Atomic Habits is best for those looking to learn more about effective and long-lasting habit change. It’s also best for those who are interested in psychology, long-term success, and environmental influences on behavior.
Difficulty to digest:
Atomic Habits is fairly easy to digest. Everyone should be able to get the core concepts from a single read-through.
Key Insights of Atomic Habits:
Atomic Habits by James Clear is a focused, straightforward, and knowledgeable exploration of habits. While the primary thrust is habit change, Clear also touches on related concepts like identity, success, skill mastery, and accountability. He focuses more on beginners but includes concepts the vast majority of individuals are likely to find useful, regardless of their baseline. As a bonus, each section contains nice summaries.
Atomic Habits starts by making a case for habit development. In essence, the idea is that the benefits or detriments of habits follow a compounding scale. Simply improving a small amount each day, slightly altering habits with 1% improvements yields massive returns over time. We may not see results right away, or even quickly, but the end result will be completely altered by our daily trajectory.
To start this, however, we must become aware of our habits. Habits are, by their very definition, parts of our life generally on autopilot. Clear advocates doing an audit of your daily life to see what actions you’re taking and how effective they are. Then you can decide which ones to keep and which ones to remote.
Habit Change & Identity
The book also covers how habit change works in tandem with identity. Each action is essentially a vote for the type of person you’d like to become. When you set an identity and take action, you create evidence proving you’re that type of person. This can become self-fulfilling as both the habits and the identity reinforce one another.

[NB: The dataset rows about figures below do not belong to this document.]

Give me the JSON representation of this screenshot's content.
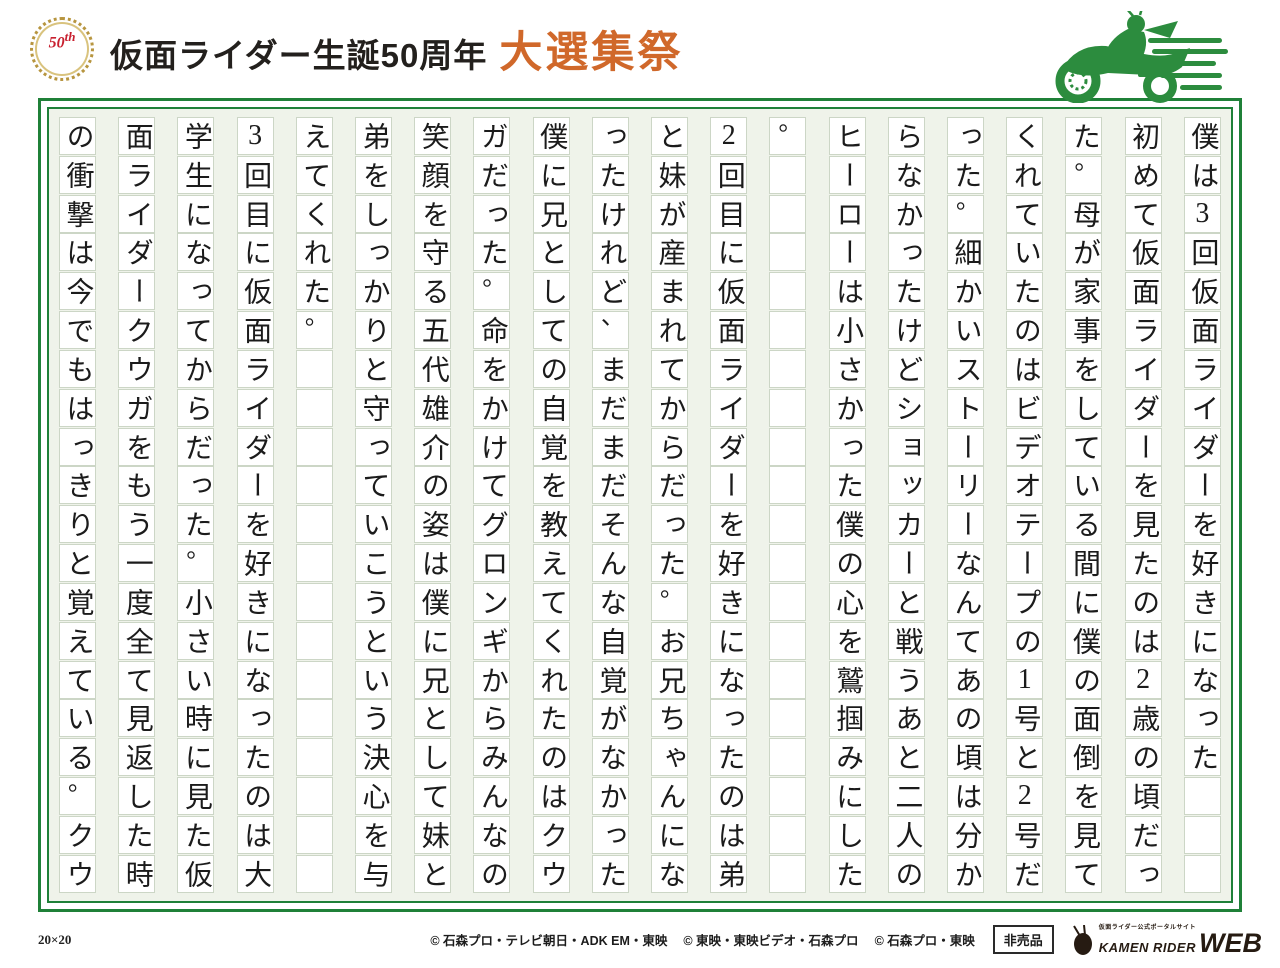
{
  "header": {
    "anniversary_badge": {
      "number": "50",
      "suffix": "th"
    },
    "title_main": "仮面ライダー生誕50周年",
    "title_accent": "大選集祭"
  },
  "manuscript": {
    "rows": 20,
    "grid_label": "20×20",
    "reading_order": "right-to-left",
    "columns": [
      "僕は3回仮面ライダーを好きになった",
      "初めて仮面ライダーを見たのは2歳の頃だっ",
      "た。母が家事をしている間に僕の面倒を見て",
      "くれていたのはビデオテープの1号と2号だ",
      "った。細かいストーリーなんてあの頃は分か",
      "らなかったけどショッカーと戦うあと二人の",
      "ヒーローは小さかった僕の心を鷲掴みにした",
      "。",
      "2回目に仮面ライダーを好きになったのは弟",
      "と妹が産まれてからだった。お兄ちゃんにな",
      "ったけれど、まだまだそんな自覚がなかった",
      "僕に兄としての自覚を教えてくれたのはクウ",
      "ガだった。命をかけてグロンギからみんなの",
      "笑顔を守る五代雄介の姿は僕に兄として妹と",
      "弟をしっかりと守っていこうという決心を与",
      "えてくれた。",
      "3回目に仮面ライダーを好きになったのは大",
      "学生になってからだった。小さい時に見た仮",
      "面ライダークウガをもう一度全て見返した時",
      "の衝撃は今でもはっきりと覚えている。クウ"
    ]
  },
  "footer": {
    "copyrights": [
      "© 石森プロ・テレビ朝日・ADK EM・東映",
      "© 東映・東映ビデオ・石森プロ",
      "© 石森プロ・東映"
    ],
    "not_for_sale": "非売品",
    "portal_logo": {
      "caption": "仮面ライダー公式ポータルサイト",
      "brand": "KAMEN RIDER",
      "web": "WEB"
    }
  },
  "colors": {
    "accent_green": "#1f8038",
    "moto_green": "#2c8c3e",
    "accent_orange": "#d0682a",
    "badge_red": "#c8202f",
    "badge_gold": "#b7953f"
  }
}
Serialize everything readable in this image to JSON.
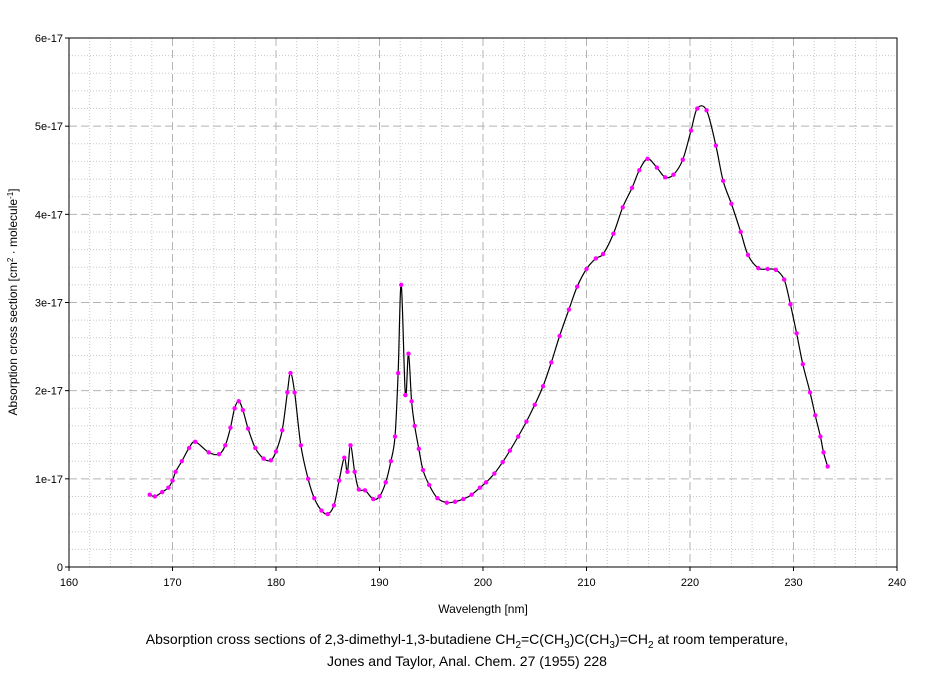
{
  "chart_data": {
    "type": "line",
    "xlabel": "Wavelength [nm]",
    "ylabel": {
      "part1": "Absorption cross section [cm",
      "sup1": "2",
      "part2": " · molecule",
      "sup2": "-1",
      "part3": "]"
    },
    "xlim": [
      160,
      240
    ],
    "ylim": [
      0,
      6e-17
    ],
    "x_ticks": [
      160,
      170,
      180,
      190,
      200,
      210,
      220,
      230,
      240
    ],
    "x_tick_labels": [
      "160",
      "170",
      "180",
      "190",
      "200",
      "210",
      "220",
      "230",
      "240"
    ],
    "y_ticks": [
      0,
      1e-17,
      2e-17,
      3e-17,
      4e-17,
      5e-17,
      6e-17
    ],
    "y_tick_labels": [
      "0",
      "1e-17",
      "2e-17",
      "3e-17",
      "4e-17",
      "5e-17",
      "6e-17"
    ],
    "grid": true,
    "line_color": "#000000",
    "marker_color": "#ff00ff",
    "series": [
      {
        "x": [
          167.8,
          168.3,
          169.0,
          169.6,
          170.0,
          170.3,
          170.9,
          171.6,
          172.2,
          173.5,
          174.5,
          175.1,
          175.6,
          176.0,
          176.4,
          176.8,
          177.3,
          178.0,
          178.8,
          179.5,
          180.0,
          180.6,
          181.1,
          181.4,
          181.8,
          182.4,
          183.1,
          183.7,
          184.4,
          185.0,
          185.6,
          186.1,
          186.6,
          186.9,
          187.2,
          187.6,
          188.0,
          188.6,
          189.4,
          190.0,
          190.6,
          191.1,
          191.5,
          191.8,
          192.1,
          192.5,
          192.8,
          193.1,
          193.4,
          193.8,
          194.2,
          194.8,
          195.6,
          196.5,
          197.3,
          198.1,
          198.9,
          199.7,
          200.3,
          201.1,
          201.9,
          202.6,
          203.4,
          204.2,
          205.0,
          205.8,
          206.6,
          207.4,
          208.3,
          209.1,
          210.0,
          210.9,
          211.6,
          212.6,
          213.5,
          214.4,
          215.1,
          215.9,
          216.8,
          217.6,
          218.4,
          219.3,
          220.1,
          220.7,
          221.6,
          222.5,
          223.2,
          224.0,
          224.9,
          225.6,
          226.6,
          227.5,
          228.3,
          229.1,
          229.7,
          230.3,
          230.9,
          231.6,
          232.1,
          232.6,
          232.9,
          233.3
        ],
        "y": [
          8.2e-18,
          8e-18,
          8.5e-18,
          9e-18,
          9.8e-18,
          1.08e-17,
          1.2e-17,
          1.35e-17,
          1.42e-17,
          1.3e-17,
          1.28e-17,
          1.38e-17,
          1.58e-17,
          1.8e-17,
          1.88e-17,
          1.78e-17,
          1.57e-17,
          1.35e-17,
          1.23e-17,
          1.21e-17,
          1.31e-17,
          1.55e-17,
          1.98e-17,
          2.2e-17,
          1.98e-17,
          1.38e-17,
          1e-17,
          7.8e-18,
          6.4e-18,
          6e-18,
          7e-18,
          9.8e-18,
          1.24e-17,
          1.08e-17,
          1.38e-17,
          1.08e-17,
          8.8e-18,
          8.7e-18,
          7.7e-18,
          8e-18,
          9.6e-18,
          1.2e-17,
          1.48e-17,
          2.2e-17,
          3.2e-17,
          1.95e-17,
          2.42e-17,
          1.88e-17,
          1.6e-17,
          1.34e-17,
          1.1e-17,
          9.3e-18,
          7.8e-18,
          7.3e-18,
          7.4e-18,
          7.7e-18,
          8.2e-18,
          9e-18,
          9.6e-18,
          1.06e-17,
          1.19e-17,
          1.32e-17,
          1.48e-17,
          1.65e-17,
          1.84e-17,
          2.05e-17,
          2.32e-17,
          2.62e-17,
          2.92e-17,
          3.18e-17,
          3.38e-17,
          3.5e-17,
          3.55e-17,
          3.78e-17,
          4.08e-17,
          4.3e-17,
          4.5e-17,
          4.63e-17,
          4.53e-17,
          4.42e-17,
          4.45e-17,
          4.62e-17,
          4.95e-17,
          5.2e-17,
          5.18e-17,
          4.78e-17,
          4.38e-17,
          4.12e-17,
          3.8e-17,
          3.54e-17,
          3.39e-17,
          3.38e-17,
          3.37e-17,
          3.26e-17,
          2.98e-17,
          2.65e-17,
          2.3e-17,
          1.98e-17,
          1.72e-17,
          1.48e-17,
          1.3e-17,
          1.14e-17
        ]
      }
    ]
  },
  "caption": {
    "line1_pre": "Absorption cross sections of 2,3-dimethyl-1,3-butadiene CH",
    "sub_a": "2",
    "line1_mid1": "=C(CH",
    "sub_b": "3",
    "line1_mid2": ")C(CH",
    "sub_c": "3",
    "line1_mid3": ")=CH",
    "sub_d": "2",
    "line1_post": " at room temperature,",
    "line2": "Jones and Taylor, Anal. Chem. 27 (1955) 228"
  }
}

Afterward, the majority of the book focuses on habit change. Clear outlines the process which builds habits; cue, craving, response, reward. In essence, certain stimuli create desire – when acting on these desires provides a reward of some sort, habits form. Frequency is more important than duration here. By acting on each piece of this formula, we can control the habit change process and shape our behaviors more closely to our desires.
Atomic Habits then outlines parallel actions we can take; make it obvious, make it easy, make it attractive, make it satisfying. By taking these actions (or their opposites) we can reinforce particular behaviors. Through the book, Clear touches on specific ways we can take these actions such as shaping our environment, putting ourselves in (or creating) the right culture, and working with our genetic predispositions.
A number of other examples and tactics are shared as well. For example, temptation bundling or combining a more desirable activity with a less desirable one. This way you can get the satisfaction of the pleasurable activity while ensuring you complete the other one as well.
Final Opinion on Atomic Habits:
Atomic Habits is a powerful guide for understanding habit change. Clear approaches habit change from a number of different angles and holistically as well. Whether you’re a beginner or more advanced, you’re likely to find some useful information. It is a recommended read.
The very end of the book is something of a departure from the rest of the book. It feels far less polished and like a place where every other idea that didn’t fit the book ended up. While Atomic Habits as a whole feels really polished, you may want to skip the end where there’s a bunch of very loosely related bullet points.
- What habit are you working on developing right now?
- What identity or value does that habit feed?
- How can you make it more obvious, easier, more attractive, or more satisfying?